In parallel with the alliance between IBM and Motorola, both companies had development efforts underway internally. The PowerQUICC line was the result of this work inside Motorola. The 4xx series of embedded processors was underway inside IBM. The IBM embedded processor business grew to nearly 100 million in revenue and attracted hundreds of customers.

However, toward the close of the decade, the same manufacturing issues began plaguing the AIM alliance in much the same way it did Motorola, which consistently pushed back deployments of new processors for Apple and other vendors: first from Motorola in the 1990s with the G3 and G4 processors, and IBM with the 64-bit G5 processor in 2003. In 2004, Motorola exited the chip manufacturing business by spinning off its semiconductor business as an independent company called Freescale Semiconductor.
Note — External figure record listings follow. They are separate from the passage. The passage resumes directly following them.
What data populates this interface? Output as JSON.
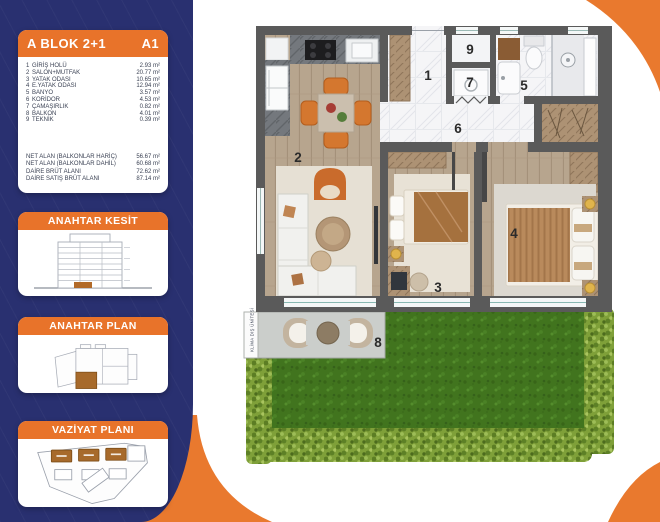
{
  "colors": {
    "navy": "#293070",
    "orange": "#e8732a",
    "wall": "#5a5a5a",
    "grass": "#41741e",
    "hedge": "#7fa039"
  },
  "sidebar": {
    "unit_card": {
      "title": "A BLOK 2+1",
      "unit_code": "A1",
      "rooms": [
        {
          "no": "1",
          "name": "GİRİŞ HOLÜ",
          "area": "2.93 m²"
        },
        {
          "no": "2",
          "name": "SALON+MUTFAK",
          "area": "20.77 m²"
        },
        {
          "no": "3",
          "name": "YATAK ODASI",
          "area": "10.65 m²"
        },
        {
          "no": "4",
          "name": "E.YATAK ODASI",
          "area": "12.94 m²"
        },
        {
          "no": "5",
          "name": "BANYO",
          "area": "3.57 m²"
        },
        {
          "no": "6",
          "name": "KORİDOR",
          "area": "4.53 m²"
        },
        {
          "no": "7",
          "name": "ÇAMAŞIRLIK",
          "area": "0.82 m²"
        },
        {
          "no": "8",
          "name": "BALKON",
          "area": "4.01 m²"
        },
        {
          "no": "9",
          "name": "TEKNİK",
          "area": "0.39 m²"
        }
      ],
      "totals": [
        {
          "label": "NET ALAN (BALKONLAR HARİÇ)",
          "value": "56.67 m²"
        },
        {
          "label": "NET ALAN (BALKONLAR DAHİL)",
          "value": "60.68 m²"
        },
        {
          "label": "DAİRE BRÜT ALANI",
          "value": "72.62 m²"
        },
        {
          "label": "DAİRE SATIŞ BRÜT ALANI",
          "value": "87.14 m²"
        }
      ]
    },
    "section_cards": [
      {
        "title": "ANAHTAR KESİT"
      },
      {
        "title": "ANAHTAR PLAN"
      },
      {
        "title": "VAZİYAT PLANI"
      }
    ]
  },
  "floorplan": {
    "room_numbers": {
      "n1": "1",
      "n2": "2",
      "n3": "3",
      "n4": "4",
      "n5": "5",
      "n6": "6",
      "n7": "7",
      "n8": "8",
      "n9": "9"
    },
    "balcony_unit_label": "KLİMA DIŞ ÜNİTESİ"
  }
}
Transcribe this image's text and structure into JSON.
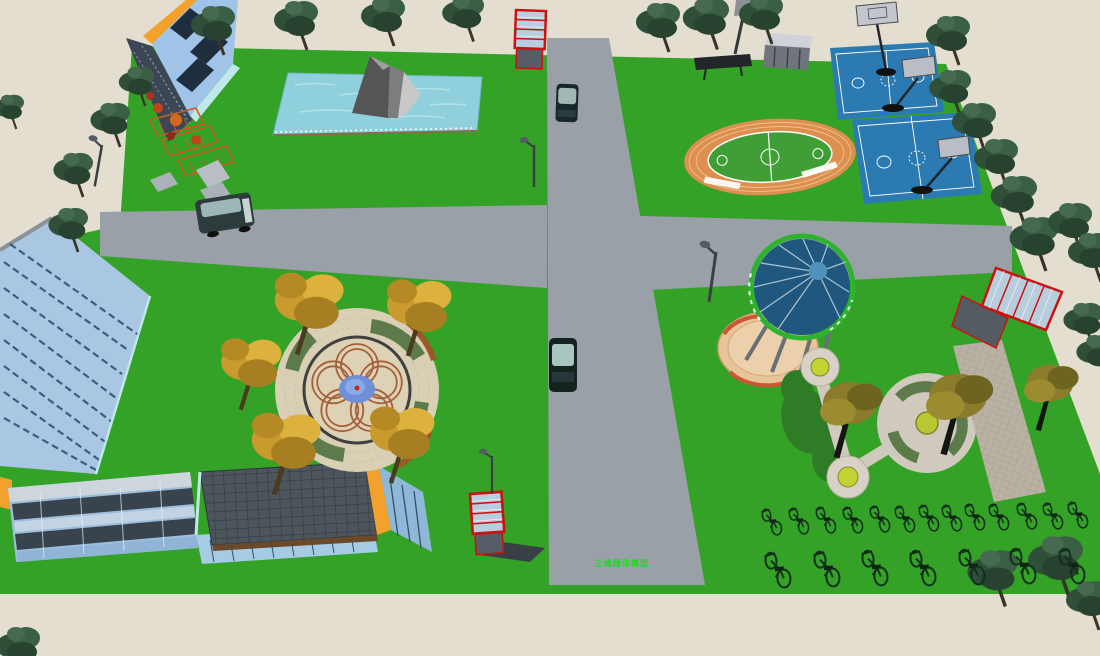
{
  "scene": {
    "type": "3d-site-plan-render",
    "title": "campus park 3D model",
    "watermark": "三维绿化模型",
    "colors": {
      "grass": "#34a227",
      "ground": "#e3decf",
      "road": "#9aa0a8",
      "water": "#8fd0dc",
      "trackOrange": "#dd8f4f",
      "fieldGreen": "#3f9e35",
      "courtBlue": "#2b7ab2",
      "domeBlue": "#1f577f",
      "domeRimGreen": "#2db32d",
      "plazaTan": "#d9cfb5",
      "petalBrown": "#a5603a",
      "plazaPondBlue": "#6f8fd8",
      "accentOrange": "#f2a22c",
      "glassBlue": "#9fc4e8",
      "facadeBlue": "#a9c6e2",
      "boardRed": "#cc1111",
      "boardGlass": "#b8cede",
      "treeDark": "#2f4f38",
      "treeYellow": "#c99a2e",
      "treeOlive": "#8a7c2a",
      "benchBrown": "#9a5a26",
      "hedgeGreen": "#5d7a4a",
      "gravelPath": "#b9b2a4",
      "gazeboBase": "#e8c49a",
      "rockGray": "#7d7d7d",
      "watermarkGreen": "#18dd18"
    },
    "inventory": {
      "roads": [
        "north-south-road",
        "east-west-road"
      ],
      "buildings": [
        "glass-tower-north",
        "slab-building-west",
        "low-building-southwest-a",
        "low-building-southwest-b"
      ],
      "water_features": [
        "rock-pond",
        "flower-plaza-fountain"
      ],
      "sports_facilities": [
        "running-track-with-field",
        "basketball-court-upper",
        "basketball-court-lower",
        "basketball-hoops",
        "grandstand",
        "scoreboard-pole"
      ],
      "landscape": [
        "flower-plaza",
        "dome-gazebo",
        "garden-circles",
        "gravel-walkway",
        "flowerbeds",
        "hedge-ring"
      ],
      "street_furniture": [
        "bulletin-board-north",
        "bulletin-board-south",
        "glass-kiosk-east",
        "street-lamps",
        "playground"
      ],
      "vehicles": {
        "cars_on_road": 2,
        "vans": 1
      },
      "bicycles": {
        "back_row_count": 13,
        "front_row_count": 7
      },
      "tree_types": [
        "dark-green",
        "autumn-yellow",
        "olive"
      ]
    }
  }
}
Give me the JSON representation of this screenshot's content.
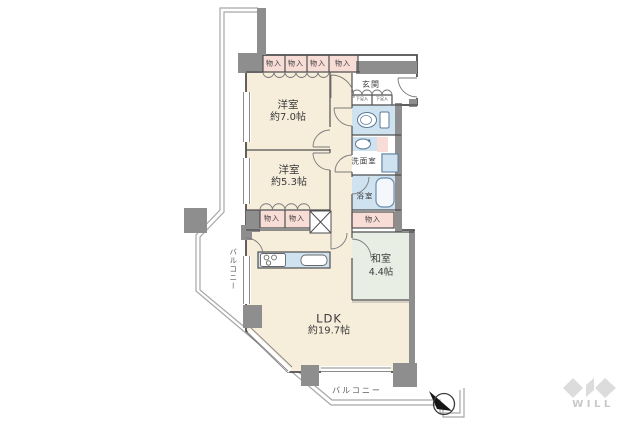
{
  "plan": {
    "rooms": [
      {
        "name": "洋室",
        "size": "約7.0帖"
      },
      {
        "name": "洋室",
        "size": "約5.3帖"
      },
      {
        "name": "和室",
        "size": "4.4帖"
      },
      {
        "name": "LDK",
        "size": "約19.7帖"
      }
    ],
    "labels": {
      "entrance": "玄関",
      "washroom": "洗面室",
      "bathroom": "浴室"
    },
    "closets": [
      "物入",
      "物入",
      "物入",
      "物入",
      "物入",
      "物入",
      "物入"
    ],
    "shoe_closets": [
      "下足入",
      "下足入"
    ],
    "balcony_left": "バルコニー",
    "balcony_bottom": "バルコニー",
    "logo": "WILL",
    "colors": {
      "room_cream": "#f6eddb",
      "closet_pink": "#f8dcd6",
      "water_blue": "#cfe2f0",
      "tatami_green": "#e8eee4",
      "wall_gray": "#8e8e8e"
    }
  }
}
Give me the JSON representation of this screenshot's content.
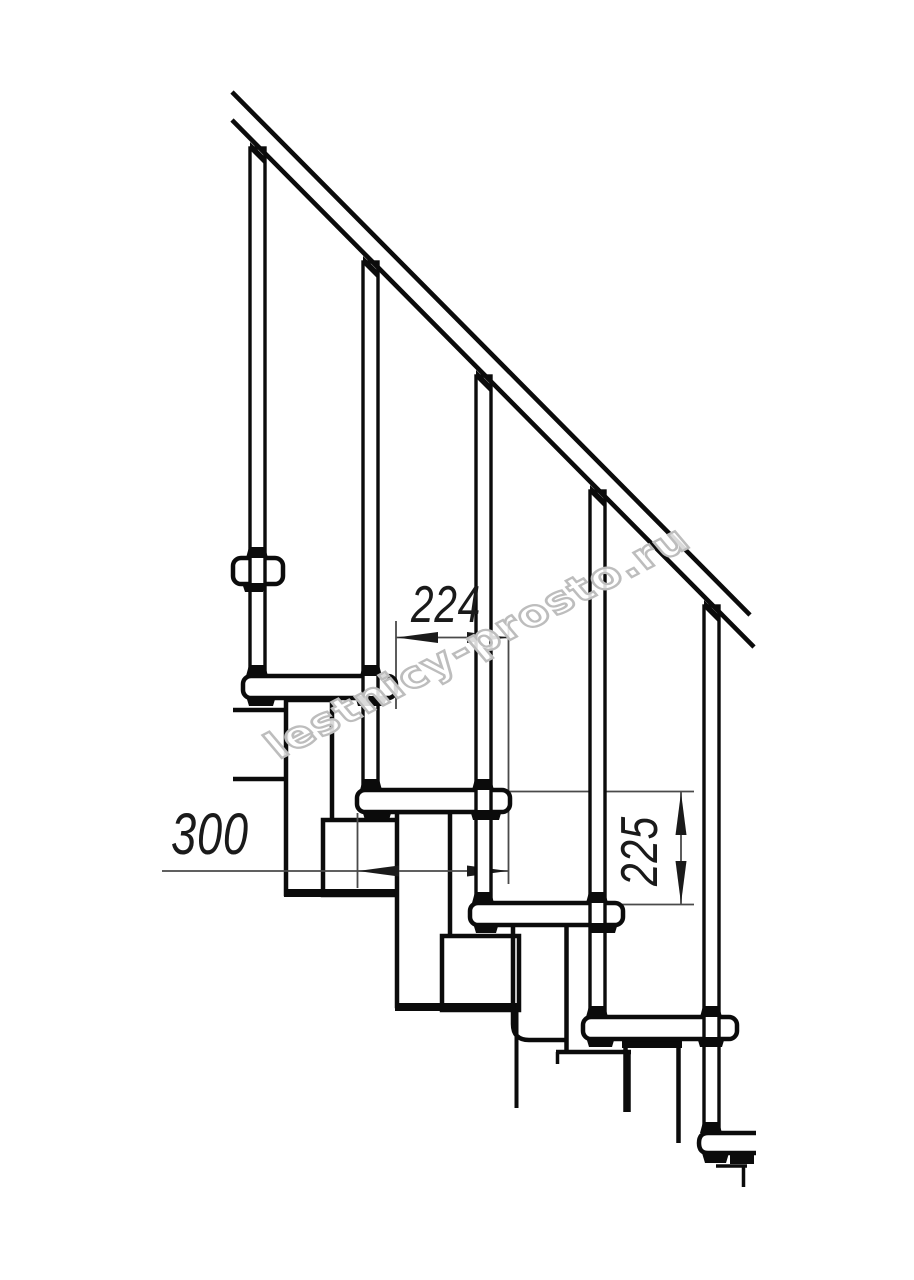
{
  "drawing": {
    "title": "modular-staircase-side-view",
    "dimensions": {
      "step_run": {
        "value": "224",
        "unit": "mm",
        "orientation": "horizontal"
      },
      "tread_depth": {
        "value": "300",
        "unit": "mm",
        "orientation": "horizontal"
      },
      "riser_height": {
        "value": "225",
        "unit": "mm",
        "orientation": "vertical"
      }
    },
    "watermark": {
      "text": "lestnicy-prosto.ru"
    },
    "elements": {
      "treads_visible": 6,
      "balusters_visible": 5,
      "handrail": "inclined-two-line"
    },
    "colors": {
      "line": "#0b0b0b",
      "dim_line": "#4a4a4a",
      "dim_text": "#1a1a1a",
      "watermark_outline": "#bdbdbd",
      "background": "#ffffff"
    }
  }
}
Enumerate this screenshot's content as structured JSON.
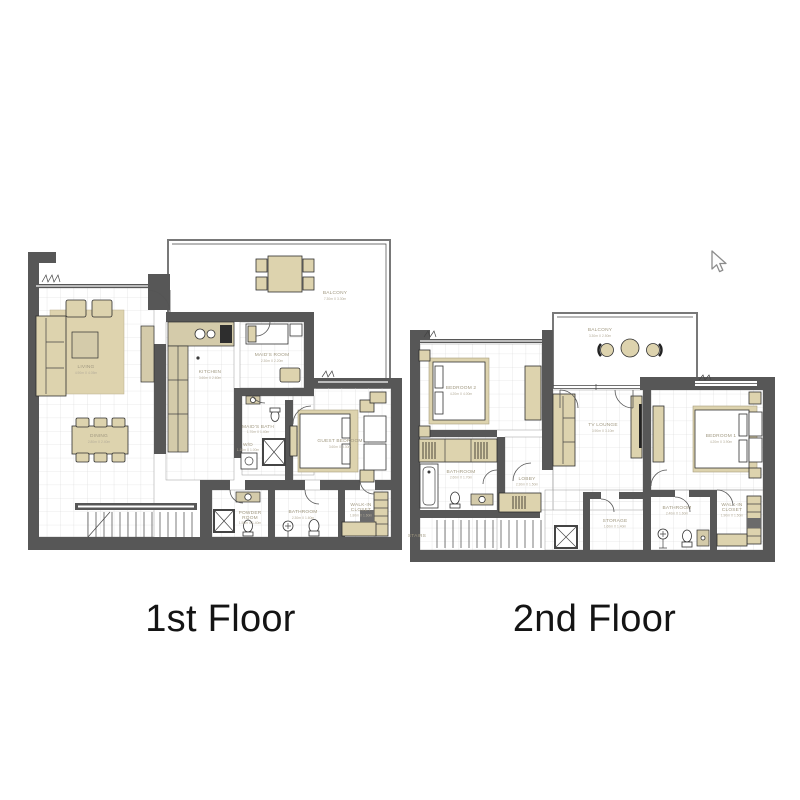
{
  "page": {
    "background": "#ffffff"
  },
  "floor1": {
    "label": "1st Floor",
    "rooms": {
      "balcony": {
        "name": "BALCONY",
        "dims": "7.30m X 3.30m"
      },
      "living": {
        "name": "LIVING",
        "dims": "4.90m X 4.05m"
      },
      "dining": {
        "name": "DINING",
        "dims": "2.80m X 2.40m"
      },
      "kitchen": {
        "name": "KITCHEN",
        "dims": "3.60m X 2.60m"
      },
      "maids_room": {
        "name": "MAID'S ROOM",
        "dims": "2.30m X 2.20m"
      },
      "maids_bath": {
        "name": "MAID'S BATH",
        "dims": "1.70m X 1.40m"
      },
      "wd": {
        "name": "W/D",
        "dims": "1.10m X 1.00m"
      },
      "guest_bedroom": {
        "name": "GUEST BEDROOM",
        "dims": "3.60m X 3.30m"
      },
      "powder_room": {
        "line1": "POWDER",
        "line2": "ROOM",
        "dims": "1.50m X 1.40m"
      },
      "bathroom": {
        "name": "BATHROOM",
        "dims": "2.30m X 1.60m"
      },
      "walkin_closet": {
        "line1": "WALK-IN",
        "line2": "CLOSET",
        "dims": "1.80m X 1.60m"
      }
    }
  },
  "floor2": {
    "label": "2nd Floor",
    "rooms": {
      "balcony": {
        "name": "BALCONY",
        "dims": "3.30m X 2.50m"
      },
      "bedroom2": {
        "name": "BEDROOM 2",
        "dims": "4.20m X 4.00m"
      },
      "tv_lounge": {
        "name": "TV LOUNGE",
        "dims": "3.90m X 3.10m"
      },
      "bedroom1": {
        "name": "BEDROOM 1",
        "dims": "4.20m X 3.90m"
      },
      "bathroom": {
        "name": "BATHROOM",
        "dims": "2.60m X 1.70m"
      },
      "lobby": {
        "name": "LOBBY",
        "dims": "2.30m X 1.50m"
      },
      "stairs": {
        "name": "STAIRS"
      },
      "storage": {
        "name": "STORAGE",
        "dims": "1.60m X 1.40m"
      },
      "bathroom2": {
        "name": "BATHROOM",
        "dims": "2.40m X 1.60m"
      },
      "walkin_closet": {
        "line1": "WALK-IN",
        "line2": "CLOSET",
        "dims": "1.90m X 1.50m"
      }
    }
  },
  "colors": {
    "wall": "#575757",
    "furniture": "#ddd3ae",
    "grid": "#d8d8d8",
    "room_label": "#a09880",
    "title": "#141414"
  }
}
Around the same time, IBM exited the 32-bit embedded processor market by selling its line of PowerPC products to Applied Micro Circuits Corporation (AMCC) and focused on 64-bit chip designs, while maintaining its commitment of PowerPC CPUs toward game machine makers such as Nintendo's GameCube and Wii, Sony's PlayStation 3 and Microsoft's Xbox 360 both use 64-bit processors. In 2005 Apple announced they would no longer use PowerPC processors in their Apple Macintosh computers, favoring Intel produced processors instead, citing the performance limitations of the chip for future personal computer hardware specifically related to heat generation and energy usage, as well as the inability of IBM to move the 970 (PowerPC G5) processor to the 3 GHz range. The IBM-Freescale alliance was replaced by an open standards body called Power.org. Power.org operates under the governance of the IEEE with IBM continuing to use and evolve the PowerPC processor on game consoles and Freescale Semiconductor focusing solely on embedded devices.

IBM continues to develop PowerPC microprocessor cores for use in their ASIC offerings. Many high volume applications embed PowerPC cores.

By July 2010, the POWER architecture IBM developed is still very much alive on their server offerings for large businesses and continues to evolve (and current POWER processors implement the full PowerPC instruction set architecture). For example, IBM's servers based on POWER have the highest revenue marketshare (53.9%) among UNIX servers.

The PowerPC specification is now handled by Power.org where IBM, Freescale, and AMCC are members. PowerPC, Cell and POWER processors are now jointly marketed as the Power Architecture. Power.org released a unified ISA, combining POWER and PowerPC ISAs into the new Power ISA v.2.03 specification and a new reference platform for servers called PAPR (Power Architecture Platform Reference).